NV-SIM answers: "What changes when I change the rules — and why?"
| What You Get | What It Proves |
|---|---|
| Behavioral shifts | Before → after for every agent, with percentages |
| Causal explanation | Why agents changed — traced to specific rules |
| Behavioral insights | Output tendencies, echo detection, drift, pattern clustering |
| Blind spot analysis | What you can observe vs. what requires loop integration |
| Full audit trail | Every decision, every rule, every adaptation — JSONL |
The output is narrative, not metrics. Not "40% adjusted actions" — but "40% shifted from aggressive to conservative strategies after early attempts failed."

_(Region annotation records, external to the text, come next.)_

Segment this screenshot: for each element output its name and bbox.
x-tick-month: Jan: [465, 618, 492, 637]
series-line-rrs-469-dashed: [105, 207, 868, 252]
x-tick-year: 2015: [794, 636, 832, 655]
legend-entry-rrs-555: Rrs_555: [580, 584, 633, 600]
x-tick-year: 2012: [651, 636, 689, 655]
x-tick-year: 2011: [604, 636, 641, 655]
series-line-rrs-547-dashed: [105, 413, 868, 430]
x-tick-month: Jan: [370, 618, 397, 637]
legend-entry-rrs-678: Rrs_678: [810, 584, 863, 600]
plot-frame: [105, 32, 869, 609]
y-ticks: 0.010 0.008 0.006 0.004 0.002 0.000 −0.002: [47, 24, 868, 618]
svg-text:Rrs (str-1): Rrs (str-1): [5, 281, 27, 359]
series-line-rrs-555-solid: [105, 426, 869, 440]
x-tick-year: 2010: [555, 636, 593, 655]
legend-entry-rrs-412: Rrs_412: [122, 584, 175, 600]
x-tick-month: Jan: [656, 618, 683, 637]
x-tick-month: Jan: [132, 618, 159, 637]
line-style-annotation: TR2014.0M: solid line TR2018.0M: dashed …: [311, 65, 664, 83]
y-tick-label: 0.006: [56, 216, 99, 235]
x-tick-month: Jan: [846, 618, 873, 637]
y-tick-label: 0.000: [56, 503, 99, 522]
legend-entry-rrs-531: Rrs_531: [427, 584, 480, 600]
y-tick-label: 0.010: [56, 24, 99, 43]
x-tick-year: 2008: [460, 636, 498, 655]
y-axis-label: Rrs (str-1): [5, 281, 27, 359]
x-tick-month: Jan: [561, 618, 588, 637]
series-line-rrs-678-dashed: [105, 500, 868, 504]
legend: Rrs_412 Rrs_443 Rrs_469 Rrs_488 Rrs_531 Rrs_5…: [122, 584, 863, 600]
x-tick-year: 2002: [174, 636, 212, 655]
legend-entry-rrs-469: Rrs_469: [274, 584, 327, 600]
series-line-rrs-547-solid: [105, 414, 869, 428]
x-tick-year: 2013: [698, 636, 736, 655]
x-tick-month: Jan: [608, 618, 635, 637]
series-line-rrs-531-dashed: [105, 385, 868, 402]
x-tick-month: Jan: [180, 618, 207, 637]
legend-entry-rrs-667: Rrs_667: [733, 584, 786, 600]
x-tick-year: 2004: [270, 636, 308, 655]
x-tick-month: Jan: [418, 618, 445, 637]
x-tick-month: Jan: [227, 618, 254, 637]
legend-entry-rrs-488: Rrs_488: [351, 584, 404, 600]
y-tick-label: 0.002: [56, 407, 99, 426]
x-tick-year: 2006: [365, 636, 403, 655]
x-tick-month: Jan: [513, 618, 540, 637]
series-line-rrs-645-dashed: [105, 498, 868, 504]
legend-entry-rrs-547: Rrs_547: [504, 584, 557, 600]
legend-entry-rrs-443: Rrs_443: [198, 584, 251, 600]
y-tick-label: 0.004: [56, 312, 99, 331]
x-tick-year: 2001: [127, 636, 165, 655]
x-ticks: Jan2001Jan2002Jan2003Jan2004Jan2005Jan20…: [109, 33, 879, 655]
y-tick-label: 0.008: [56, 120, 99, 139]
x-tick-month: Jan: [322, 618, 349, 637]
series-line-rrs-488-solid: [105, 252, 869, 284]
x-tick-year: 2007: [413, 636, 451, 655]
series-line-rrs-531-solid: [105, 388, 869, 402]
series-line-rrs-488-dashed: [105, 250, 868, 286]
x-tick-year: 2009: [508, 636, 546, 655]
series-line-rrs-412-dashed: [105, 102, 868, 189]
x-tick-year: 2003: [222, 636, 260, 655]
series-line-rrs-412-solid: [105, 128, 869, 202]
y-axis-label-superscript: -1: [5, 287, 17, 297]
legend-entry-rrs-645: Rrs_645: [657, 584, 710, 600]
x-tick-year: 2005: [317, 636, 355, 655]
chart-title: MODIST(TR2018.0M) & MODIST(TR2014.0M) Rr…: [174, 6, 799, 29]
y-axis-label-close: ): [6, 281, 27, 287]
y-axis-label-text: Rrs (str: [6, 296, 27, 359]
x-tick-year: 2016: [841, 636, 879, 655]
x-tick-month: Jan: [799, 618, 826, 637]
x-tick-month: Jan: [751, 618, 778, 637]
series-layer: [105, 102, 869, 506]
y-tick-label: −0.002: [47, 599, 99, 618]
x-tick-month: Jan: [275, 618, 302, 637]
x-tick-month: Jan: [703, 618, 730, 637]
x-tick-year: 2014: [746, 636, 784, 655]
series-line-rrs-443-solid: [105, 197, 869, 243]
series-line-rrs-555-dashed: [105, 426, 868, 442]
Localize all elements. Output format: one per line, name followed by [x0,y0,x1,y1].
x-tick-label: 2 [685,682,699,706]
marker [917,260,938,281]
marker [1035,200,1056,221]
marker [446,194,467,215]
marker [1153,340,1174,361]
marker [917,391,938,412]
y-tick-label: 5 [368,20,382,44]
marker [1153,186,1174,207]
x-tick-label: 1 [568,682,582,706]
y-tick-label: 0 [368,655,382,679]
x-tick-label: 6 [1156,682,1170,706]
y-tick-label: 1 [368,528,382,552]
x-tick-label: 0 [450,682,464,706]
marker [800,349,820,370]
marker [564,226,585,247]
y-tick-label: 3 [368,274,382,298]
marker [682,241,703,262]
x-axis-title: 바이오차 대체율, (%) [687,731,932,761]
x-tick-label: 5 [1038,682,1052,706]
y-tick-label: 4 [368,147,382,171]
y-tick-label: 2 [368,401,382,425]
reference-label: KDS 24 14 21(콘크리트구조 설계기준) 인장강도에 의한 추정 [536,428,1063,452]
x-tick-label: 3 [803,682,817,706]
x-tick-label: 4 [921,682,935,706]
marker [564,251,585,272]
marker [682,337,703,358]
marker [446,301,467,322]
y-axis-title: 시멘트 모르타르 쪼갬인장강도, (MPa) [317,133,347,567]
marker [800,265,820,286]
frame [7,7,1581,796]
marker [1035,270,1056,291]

| Command | What It Does |
|---|---|
nv-sim visualize |
Interactive control platform |
nv-sim enforce [preset] [rules.txt] |
Policy enforcement lab |
nv-sim compare [preset] |
Baseline vs governed simulation |
nv-sim scenario <id> |
Run a named stress scenario |
nv-sim serve --port N |
Governance runtime (HTTP API) |
nv-sim world-from-doc rules.txt |
Generate world from plain English |
nv-sim chaos --runs N |
Stress test (randomized scenarios) |
neuroverse guard --world ./world |
Pipe-mode evaluation |
neuroverse validate --world ./world |
9 static analysis checks |
neuroverse test --world ./world |
14 guard simulations + fuzz |
neuroverse redteam --world ./world |
28 adversarial attacks |
neuroverse playground --world ./world |
Interactive web UI (localhost:4242) |
neuroverse mcp --world ./world |
MCP server for IDE integration |
@neuroverseos/governance ← deterministic rule engine (npm, open source)
↓
nv-sim engine ← world rules + narrative injection + swarm simulation
↓
behavioral analysis ← shift detection, echo detection, drift tracking
↓
behavioral insights ← observed signals vs. integration blind spots
↓
audit trail ← append-only evidence chain (JSONL)
↓
nv-sim CLI + UI ← scenarios, comparison, governance runtime, control platform
↓
AI providers (optional) ← BYOM: Anthropic, OpenAI, Groq, local LLMs, or none
Everything runs locally. No cloud. No accounts. No cost.
Apache 2.0
Change the rules. See why the system changed.